Aristóteles agrega que la felicidad no proviene propiamente del placer, dado que eso nos asocia a los animales que actúan solamente por instinto. La felicidad se alcanza por medio de cultivar nuestra mente, tener lo necesario para vivir y practicar la virtud.
La ética subjetivista niega la necesidad de todo conocimiento de la realidad de la naturaleza del hombre para asentar la moral, la fuente de la moral se sitúa en la conciencia subjetiva del hombre.
El hedonismo es una escuela de pensamiento que asegura que el placer es la fuente del bien, el hedonismo busca obtener el máximo placer neto (placer menos sufrimiento).
Epicuro asegura que el mejor placer es suave y continuo, obtenido a partir de la amistad, el arte y el diálogo. Los mejores placeres son los simples y considera que los excesos y la lujuria no son buenos para el hombre.
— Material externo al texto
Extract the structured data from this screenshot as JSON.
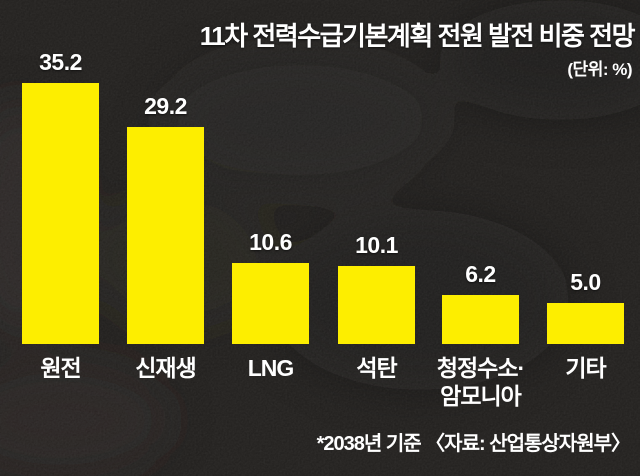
{
  "header": {
    "title": "11차 전력수급기본계획 전원 발전 비중 전망",
    "unit": "(단위: %)"
  },
  "chart_data": {
    "type": "bar",
    "title": "11차 전력수급기본계획 전원 발전 비중 전망",
    "unit_label": "(단위: %)",
    "categories": [
      "원전",
      "신재생",
      "LNG",
      "석탄",
      "청정수소·\n암모니아",
      "기타"
    ],
    "values": [
      35.2,
      29.2,
      10.6,
      10.1,
      6.2,
      5.0
    ],
    "value_labels": [
      "35.2",
      "29.2",
      "10.6",
      "10.1",
      "6.2",
      "5.0"
    ],
    "ylim": [
      0,
      40
    ],
    "grid": false,
    "legend": "none",
    "bar_color": "#fdee00",
    "background_color": "#1d1b19",
    "text_color": "#ffffff",
    "note": "*2038년 기준 〈자료: 산업통상자원부〉"
  },
  "footer": {
    "note": "*2038년 기준 〈자료: 산업통상자원부〉"
  }
}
El utilitarismo por Jeremy Bethan es una versión moderna del subjetivismo para darle fundamentación ética al liberalismo. Busca socializar el hedonismo, mayor placer individual para el mayor numero de personas. Reduce la ética a una fórmula donde la suma de placer debe de ser mayor a la suma de sufrimiento.
Immuanuel Kant también propone una fundamentación subjetivista pero que no este basada en las sensaciones sino que le la razón. La búsqueda del placer solo demuestra nuestra inclinaciones y no lleva hacia el bien, sino que es egoísta. El placer nos puede esclavizar.
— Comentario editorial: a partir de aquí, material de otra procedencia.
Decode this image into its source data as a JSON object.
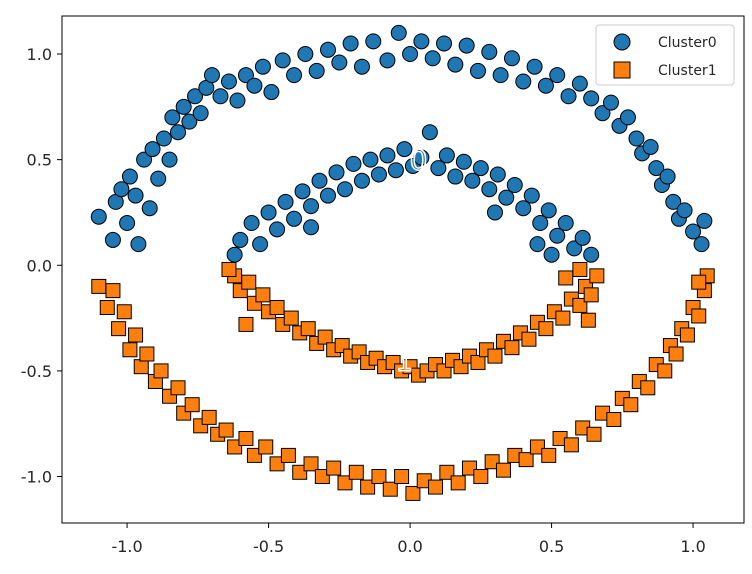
{
  "chart_data": {
    "type": "scatter",
    "title": "",
    "xlabel": "",
    "ylabel": "",
    "xlim": [
      -1.23,
      1.18
    ],
    "ylim": [
      -1.22,
      1.18
    ],
    "xticks": [
      -1.0,
      -0.5,
      0.0,
      0.5,
      1.0
    ],
    "xtick_labels": [
      "-1.0",
      "-0.5",
      "0.0",
      "0.5",
      "1.0"
    ],
    "yticks": [
      1.0,
      0.5,
      0.0,
      -0.5,
      -1.0
    ],
    "ytick_labels": [
      "1.0",
      "0.5",
      "0.0",
      "-0.5",
      "-1.0"
    ],
    "grid": false,
    "legend_position": "top-right",
    "series": [
      {
        "name": "Cluster0",
        "marker": "circle",
        "color": "#1f77b4",
        "points": [
          [
            -1.1,
            0.23
          ],
          [
            -1.05,
            0.12
          ],
          [
            -1.04,
            0.3
          ],
          [
            -1.02,
            0.36
          ],
          [
            -1.0,
            0.2
          ],
          [
            -0.99,
            0.42
          ],
          [
            -0.97,
            0.33
          ],
          [
            -0.96,
            0.1
          ],
          [
            -0.94,
            0.5
          ],
          [
            -0.92,
            0.27
          ],
          [
            -0.91,
            0.55
          ],
          [
            -0.89,
            0.41
          ],
          [
            -0.87,
            0.6
          ],
          [
            -0.85,
            0.5
          ],
          [
            -0.84,
            0.7
          ],
          [
            -0.82,
            0.63
          ],
          [
            -0.8,
            0.75
          ],
          [
            -0.78,
            0.68
          ],
          [
            -0.76,
            0.8
          ],
          [
            -0.74,
            0.72
          ],
          [
            -0.72,
            0.84
          ],
          [
            -0.7,
            0.9
          ],
          [
            -0.67,
            0.8
          ],
          [
            -0.64,
            0.87
          ],
          [
            -0.61,
            0.78
          ],
          [
            -0.58,
            0.9
          ],
          [
            -0.55,
            0.85
          ],
          [
            -0.52,
            0.94
          ],
          [
            -0.49,
            0.82
          ],
          [
            -0.45,
            0.97
          ],
          [
            -0.41,
            0.9
          ],
          [
            -0.37,
            1.0
          ],
          [
            -0.33,
            0.92
          ],
          [
            -0.29,
            1.02
          ],
          [
            -0.25,
            0.96
          ],
          [
            -0.21,
            1.05
          ],
          [
            -0.17,
            0.94
          ],
          [
            -0.13,
            1.06
          ],
          [
            -0.08,
            0.97
          ],
          [
            -0.04,
            1.1
          ],
          [
            0.0,
            1.0
          ],
          [
            0.04,
            1.06
          ],
          [
            0.08,
            0.98
          ],
          [
            0.12,
            1.05
          ],
          [
            0.16,
            0.95
          ],
          [
            0.2,
            1.04
          ],
          [
            0.24,
            0.92
          ],
          [
            0.28,
            1.01
          ],
          [
            0.32,
            0.9
          ],
          [
            0.36,
            0.98
          ],
          [
            0.4,
            0.87
          ],
          [
            0.44,
            0.94
          ],
          [
            0.48,
            0.85
          ],
          [
            0.52,
            0.9
          ],
          [
            0.56,
            0.8
          ],
          [
            0.6,
            0.86
          ],
          [
            0.64,
            0.79
          ],
          [
            0.68,
            0.72
          ],
          [
            0.71,
            0.77
          ],
          [
            0.74,
            0.66
          ],
          [
            0.77,
            0.7
          ],
          [
            0.8,
            0.6
          ],
          [
            0.82,
            0.53
          ],
          [
            0.85,
            0.56
          ],
          [
            0.87,
            0.46
          ],
          [
            0.89,
            0.38
          ],
          [
            0.91,
            0.42
          ],
          [
            0.93,
            0.3
          ],
          [
            0.95,
            0.22
          ],
          [
            0.97,
            0.26
          ],
          [
            1.0,
            0.16
          ],
          [
            1.03,
            0.1
          ],
          [
            1.04,
            0.21
          ],
          [
            -0.6,
            0.12
          ],
          [
            -0.56,
            0.2
          ],
          [
            -0.53,
            0.1
          ],
          [
            -0.5,
            0.25
          ],
          [
            -0.47,
            0.17
          ],
          [
            -0.44,
            0.3
          ],
          [
            -0.41,
            0.22
          ],
          [
            -0.38,
            0.35
          ],
          [
            -0.35,
            0.28
          ],
          [
            -0.32,
            0.4
          ],
          [
            -0.29,
            0.33
          ],
          [
            -0.26,
            0.44
          ],
          [
            -0.23,
            0.36
          ],
          [
            -0.2,
            0.48
          ],
          [
            -0.17,
            0.4
          ],
          [
            -0.14,
            0.5
          ],
          [
            -0.11,
            0.43
          ],
          [
            -0.08,
            0.52
          ],
          [
            -0.05,
            0.45
          ],
          [
            -0.02,
            0.55
          ],
          [
            0.01,
            0.47
          ],
          [
            0.04,
            0.51
          ],
          [
            0.07,
            0.63
          ],
          [
            0.1,
            0.46
          ],
          [
            0.13,
            0.52
          ],
          [
            0.16,
            0.42
          ],
          [
            0.19,
            0.49
          ],
          [
            0.22,
            0.4
          ],
          [
            0.25,
            0.46
          ],
          [
            0.28,
            0.36
          ],
          [
            0.31,
            0.43
          ],
          [
            0.34,
            0.32
          ],
          [
            0.37,
            0.38
          ],
          [
            0.4,
            0.27
          ],
          [
            0.43,
            0.33
          ],
          [
            0.46,
            0.2
          ],
          [
            0.49,
            0.26
          ],
          [
            0.52,
            0.14
          ],
          [
            0.55,
            0.2
          ],
          [
            0.58,
            0.08
          ],
          [
            0.61,
            0.13
          ],
          [
            0.64,
            0.05
          ],
          [
            0.5,
            0.05
          ],
          [
            0.45,
            0.1
          ],
          [
            -0.62,
            0.05
          ],
          [
            -0.35,
            0.18
          ],
          [
            0.3,
            0.25
          ]
        ]
      },
      {
        "name": "Cluster1",
        "marker": "square",
        "color": "#ff7f0e",
        "points": [
          [
            -1.1,
            -0.1
          ],
          [
            -1.07,
            -0.2
          ],
          [
            -1.05,
            -0.12
          ],
          [
            -1.03,
            -0.3
          ],
          [
            -1.01,
            -0.22
          ],
          [
            -0.99,
            -0.4
          ],
          [
            -0.97,
            -0.33
          ],
          [
            -0.95,
            -0.48
          ],
          [
            -0.93,
            -0.42
          ],
          [
            -0.9,
            -0.55
          ],
          [
            -0.88,
            -0.5
          ],
          [
            -0.85,
            -0.62
          ],
          [
            -0.82,
            -0.58
          ],
          [
            -0.8,
            -0.7
          ],
          [
            -0.77,
            -0.66
          ],
          [
            -0.74,
            -0.76
          ],
          [
            -0.71,
            -0.72
          ],
          [
            -0.68,
            -0.8
          ],
          [
            -0.65,
            -0.78
          ],
          [
            -0.62,
            -0.86
          ],
          [
            -0.58,
            -0.82
          ],
          [
            -0.55,
            -0.9
          ],
          [
            -0.51,
            -0.86
          ],
          [
            -0.47,
            -0.94
          ],
          [
            -0.43,
            -0.9
          ],
          [
            -0.39,
            -0.98
          ],
          [
            -0.35,
            -0.94
          ],
          [
            -0.31,
            -1.0
          ],
          [
            -0.27,
            -0.96
          ],
          [
            -0.23,
            -1.03
          ],
          [
            -0.19,
            -0.98
          ],
          [
            -0.15,
            -1.05
          ],
          [
            -0.11,
            -1.0
          ],
          [
            -0.07,
            -1.06
          ],
          [
            -0.03,
            -1.0
          ],
          [
            0.01,
            -1.08
          ],
          [
            0.05,
            -1.02
          ],
          [
            0.09,
            -1.05
          ],
          [
            0.13,
            -0.98
          ],
          [
            0.17,
            -1.03
          ],
          [
            0.21,
            -0.96
          ],
          [
            0.25,
            -1.0
          ],
          [
            0.29,
            -0.93
          ],
          [
            0.33,
            -0.97
          ],
          [
            0.37,
            -0.9
          ],
          [
            0.41,
            -0.92
          ],
          [
            0.45,
            -0.86
          ],
          [
            0.49,
            -0.9
          ],
          [
            0.53,
            -0.82
          ],
          [
            0.57,
            -0.85
          ],
          [
            0.61,
            -0.77
          ],
          [
            0.65,
            -0.8
          ],
          [
            0.68,
            -0.7
          ],
          [
            0.72,
            -0.73
          ],
          [
            0.75,
            -0.63
          ],
          [
            0.78,
            -0.66
          ],
          [
            0.81,
            -0.55
          ],
          [
            0.84,
            -0.58
          ],
          [
            0.87,
            -0.47
          ],
          [
            0.9,
            -0.5
          ],
          [
            0.92,
            -0.38
          ],
          [
            0.94,
            -0.42
          ],
          [
            0.96,
            -0.3
          ],
          [
            0.98,
            -0.33
          ],
          [
            1.0,
            -0.2
          ],
          [
            1.02,
            -0.24
          ],
          [
            1.04,
            -0.12
          ],
          [
            1.05,
            -0.05
          ],
          [
            1.02,
            -0.08
          ],
          [
            -0.62,
            -0.05
          ],
          [
            -0.6,
            -0.12
          ],
          [
            -0.57,
            -0.08
          ],
          [
            -0.55,
            -0.18
          ],
          [
            -0.52,
            -0.14
          ],
          [
            -0.5,
            -0.22
          ],
          [
            -0.47,
            -0.2
          ],
          [
            -0.45,
            -0.28
          ],
          [
            -0.42,
            -0.25
          ],
          [
            -0.39,
            -0.32
          ],
          [
            -0.36,
            -0.3
          ],
          [
            -0.33,
            -0.37
          ],
          [
            -0.3,
            -0.34
          ],
          [
            -0.27,
            -0.4
          ],
          [
            -0.24,
            -0.38
          ],
          [
            -0.21,
            -0.43
          ],
          [
            -0.18,
            -0.41
          ],
          [
            -0.15,
            -0.46
          ],
          [
            -0.12,
            -0.44
          ],
          [
            -0.09,
            -0.48
          ],
          [
            -0.06,
            -0.46
          ],
          [
            -0.03,
            -0.5
          ],
          [
            0.0,
            -0.48
          ],
          [
            0.03,
            -0.52
          ],
          [
            0.06,
            -0.5
          ],
          [
            0.09,
            -0.47
          ],
          [
            0.12,
            -0.5
          ],
          [
            0.15,
            -0.45
          ],
          [
            0.18,
            -0.48
          ],
          [
            0.21,
            -0.43
          ],
          [
            0.24,
            -0.46
          ],
          [
            0.27,
            -0.4
          ],
          [
            0.3,
            -0.43
          ],
          [
            0.33,
            -0.36
          ],
          [
            0.36,
            -0.39
          ],
          [
            0.39,
            -0.32
          ],
          [
            0.42,
            -0.35
          ],
          [
            0.45,
            -0.27
          ],
          [
            0.48,
            -0.3
          ],
          [
            0.51,
            -0.22
          ],
          [
            0.54,
            -0.25
          ],
          [
            0.57,
            -0.16
          ],
          [
            0.6,
            -0.19
          ],
          [
            0.62,
            -0.1
          ],
          [
            0.64,
            -0.14
          ],
          [
            0.66,
            -0.05
          ],
          [
            0.6,
            -0.02
          ],
          [
            -0.64,
            -0.02
          ],
          [
            -0.58,
            -0.28
          ],
          [
            0.63,
            -0.26
          ],
          [
            0.55,
            -0.06
          ]
        ]
      }
    ],
    "annotations": [
      {
        "text": "0",
        "x": 0.03,
        "y": 0.5
      },
      {
        "text": "1",
        "x": -0.02,
        "y": -0.45
      }
    ]
  }
}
Kant propone que el uso de razón en base a criterios universales, que son válidos para todos, que llamo el imperativo categórico. Esto es hacer lo que tenemos que hacer cuando lo tenemos que hacer, más no muestra contenidos concretos para su actuación, pero es hacer las cosas por sentido común y de tal manera que no afecten negativamente a los demás.